GÜNCEL

TRT Haber paylaştı! Ölümle burun buruna gelen kadın savaş muhabirleri!

İdlib'de çatışmalar devam ederken TRT Haber'in iki savaş muhabiri, tüm tehlikeleri göze alarak gerçeğin peşinde koşuyor. Suriye'den Libya ve Irak'a birçok riskli bölgede canlarını tehlikeye atan Elif Akkuş ve Damla Erikan İdlib'de çatışma hattında.

TRT Haber'in savaş bölgelerinde görev yapan iki kadın muhabiri Elif Akkuş ve Damla Erikan canlarını hiçe sayarak gerçeğin peşinde koşuyor.

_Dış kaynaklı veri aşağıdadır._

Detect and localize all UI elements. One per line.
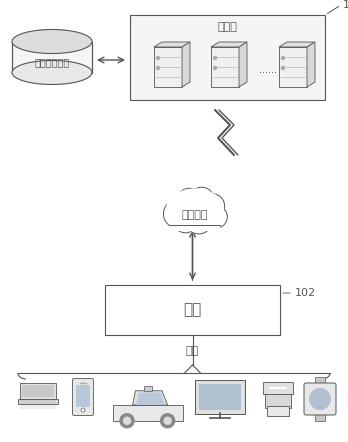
FancyBboxPatch shape bbox=[170, 223, 220, 231]
Circle shape bbox=[120, 414, 134, 428]
Bar bbox=[130, 15, 325, 100]
FancyBboxPatch shape bbox=[22, 385, 54, 396]
Circle shape bbox=[164, 417, 171, 424]
FancyBboxPatch shape bbox=[199, 384, 241, 410]
Circle shape bbox=[282, 66, 285, 69]
Circle shape bbox=[173, 209, 198, 233]
Polygon shape bbox=[211, 42, 247, 47]
Circle shape bbox=[282, 57, 285, 60]
Text: 通信网络: 通信网络 bbox=[182, 210, 208, 220]
FancyBboxPatch shape bbox=[195, 380, 245, 414]
Circle shape bbox=[164, 199, 192, 228]
Polygon shape bbox=[307, 42, 315, 87]
FancyBboxPatch shape bbox=[76, 385, 90, 407]
FancyBboxPatch shape bbox=[315, 411, 325, 421]
Ellipse shape bbox=[12, 30, 92, 53]
Text: 终端: 终端 bbox=[183, 302, 201, 317]
Circle shape bbox=[205, 206, 227, 228]
Bar bbox=[105, 285, 280, 335]
Circle shape bbox=[185, 207, 212, 234]
FancyBboxPatch shape bbox=[304, 383, 336, 415]
FancyBboxPatch shape bbox=[211, 47, 239, 87]
FancyBboxPatch shape bbox=[265, 394, 291, 408]
FancyBboxPatch shape bbox=[315, 377, 325, 387]
Circle shape bbox=[176, 188, 203, 215]
Polygon shape bbox=[136, 392, 165, 405]
Circle shape bbox=[309, 388, 331, 410]
Polygon shape bbox=[182, 42, 190, 87]
FancyBboxPatch shape bbox=[20, 383, 56, 399]
Circle shape bbox=[214, 57, 216, 60]
FancyBboxPatch shape bbox=[144, 386, 152, 391]
FancyBboxPatch shape bbox=[113, 405, 183, 421]
Circle shape bbox=[157, 66, 159, 69]
Text: 服务器: 服务器 bbox=[218, 22, 237, 32]
FancyBboxPatch shape bbox=[279, 47, 307, 87]
FancyBboxPatch shape bbox=[18, 399, 58, 404]
Text: 102: 102 bbox=[295, 288, 316, 298]
Polygon shape bbox=[133, 391, 168, 405]
Circle shape bbox=[81, 408, 85, 412]
FancyBboxPatch shape bbox=[154, 47, 182, 87]
Ellipse shape bbox=[166, 189, 223, 231]
Circle shape bbox=[124, 417, 130, 424]
Circle shape bbox=[199, 194, 225, 219]
Text: 数据存储系统: 数据存储系统 bbox=[34, 57, 70, 67]
Polygon shape bbox=[154, 42, 190, 47]
Text: 例如: 例如 bbox=[186, 346, 199, 356]
Circle shape bbox=[214, 66, 216, 69]
Circle shape bbox=[157, 57, 159, 60]
Polygon shape bbox=[239, 42, 247, 87]
FancyBboxPatch shape bbox=[267, 406, 289, 416]
FancyBboxPatch shape bbox=[263, 382, 293, 394]
FancyBboxPatch shape bbox=[72, 378, 94, 415]
Text: 104: 104 bbox=[343, 0, 348, 10]
Text: ......: ...... bbox=[259, 65, 277, 75]
Polygon shape bbox=[279, 42, 315, 47]
Circle shape bbox=[160, 414, 175, 428]
Circle shape bbox=[190, 187, 214, 212]
FancyBboxPatch shape bbox=[12, 42, 92, 72]
Ellipse shape bbox=[12, 61, 92, 84]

Suriye’den Libya ve Irak’a kadar birçok gergin bölgede canlarını tehlikeye atarak görevlerini yerine getiriyorlar.

Elif Akkuş ve Damla Erikan savaş bölgelerinde bombardımanlara, hedef gözetmeksizin açılan ateşlere, insanların acılarına şahit oluyor.

Bir süredir TRT Haber ekibiyle Libya'da haber peşinde koşturan Elif Akkuş'a göre, savaşın olduğu yerde bir çizgi var. "İnsanların ölümden hayata doğru koştuğu yerde, ölümün olduğu yere gitmek ama ölmeden geri dönmeyi başarmak" diye tarif ediyor Elif Akkuş yaptığı işi.

Elif Akkuş: Savaşın olduğu yerde bir sınır var. Bir çizgi. Herkes o çizgiye doğru koşuyor. Çizginin bir tarafı ölüm diğer tarafı hayat... İnsanların ölümden hayata doğru koştuğu yerde, ölümün olduğu yere gitmek, ama ölmeden geri dönmeyi başarmak zorunda kalmak. Herkesin koştuğu yerin tersine koşmak bir gerçeklik arayışı belki de mesleki olarak. Sorgusuz sualsiz, kimsenin açıklama yapmasına gerek kalmadan, gerçeğin tüm çıplaklığıyla öylece durduğu bir yer savaş bölgesi benim için. Sanki orada gerçekler bizim gitmemizi bekliyor. Çünkü birileri gitmeli. Birileri herkesin tersine koşmalı. Çocukluk hayalimin hayat bulmuş halini yaşıyorum. Çocukken, hayalini kurarken, dünyanın bu kadar acıyı barındırdığını düşünmüyordum. Ne zaman o çizgiyi tersine doğru koşarak geçsem, her seferinde daha büyük acıların yaşandığına şahit oluyorum. Savaş bölgelerinde çalışan diğer meslektaşlarım gibi… 

Şu sıralar sınırda ve Suriye'de görev yapan Damla Erikan ise hissettiklerini şöyle anlatıyor:

İlk görev yerim Hatay - Reyhanlı. Suriye meselesi... Dedim, "Orta Doğu'nun kapıları açılıyor Damla". 

Lise yıllarından beri bir tek düşüncem, isteğim vardı: Savaş muhabirliği. Yola böyle koyuldum. Kimse bana "Sıcak bölgelere git, sen yap, sen anlat" demedi. Ben istedim, bazen zorladım, mücadele ettim. Büyük olaylarda, kaosta, savaşta insanların ne yaşadığını bilmek, bildirmek istedim. Savaş alanında yıkılmış hayatlar, annesini kaybetmiş çocuklar, bombalar, açlık... Yaşayacağım ve karşılaşacağım zorluklara görevimin bir parçası olarak baktım. Ama alışmadım. Güneşli bir günden, cıvıl cıvıl çocuk seslerinin yankılandığı bir oyun parkından bildirmeyeceğimin farkındaydım. Bu düşünceyle gittiğim her bölgede "önce insan" dedim. Sıcak bölgelerde habercilik yapıyorum evet ama hala savaş muhabiri değilim, o kadar kolay değil! Daha tanık olmam, görmem ve işitmem gereken çok hikaye var.